David Cord, deputy director of VA Pittsburgh Healthcare System since June 2012, will become director of the Erie VA Medical Center within 60 days, the VA informed Congress.

The VA disclosed the Legionnaires’ outbreak that killed at least six and sickened at least 16 others on Nov. 16, 2012 — two days after Cord told a VA spokesman not to alert the public about it, according to an internal email from the spokesman obtained as part of a Tribune-Review investigation.

As of 2012, Cord, a 13-year veteran of the agency, was making $127,531 in his position. Certainly, his promotion and subsequent pay bump was well-eared.

It’s not the only bad news the Veterans Affairs Administration has received this week.

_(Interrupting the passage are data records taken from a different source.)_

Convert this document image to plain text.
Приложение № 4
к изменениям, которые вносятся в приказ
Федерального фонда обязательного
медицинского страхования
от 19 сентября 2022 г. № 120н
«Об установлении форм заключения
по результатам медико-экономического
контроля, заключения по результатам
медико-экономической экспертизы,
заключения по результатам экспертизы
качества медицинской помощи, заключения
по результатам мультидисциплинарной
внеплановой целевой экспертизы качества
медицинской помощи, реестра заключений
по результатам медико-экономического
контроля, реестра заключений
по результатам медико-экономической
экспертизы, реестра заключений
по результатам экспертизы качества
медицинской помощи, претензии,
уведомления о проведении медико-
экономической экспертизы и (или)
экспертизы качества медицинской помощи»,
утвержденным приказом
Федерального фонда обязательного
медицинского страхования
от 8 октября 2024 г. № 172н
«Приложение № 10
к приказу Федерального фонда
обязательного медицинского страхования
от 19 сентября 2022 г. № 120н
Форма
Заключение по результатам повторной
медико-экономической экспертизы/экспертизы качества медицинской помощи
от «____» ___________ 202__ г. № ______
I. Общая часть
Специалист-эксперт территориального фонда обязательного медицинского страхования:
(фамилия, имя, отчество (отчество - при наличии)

The Phoenix-based VA hospital at the center of the scandal failed a recent 13-point quality control review despite a flood of criticism and increased scrutiny

“Phoenix’s Carl T. Hayden VA Medical Center failed to maintain a “safe, functional environment” or foster a “culture of safety and quality,” the independent Joint Commission found,” read an editorial published in Arizona’s The Republic. “If there was ever confirmation that the VA is too big to fix, this is it.”

Despite outrage, despite oversight, despite the purported personal interest of the President of the United States of America, the VA is still broken. Nothing ever changes, and not because Americans or even government officials do not want them to – these massive bureaucracies are just incapable of being reformed.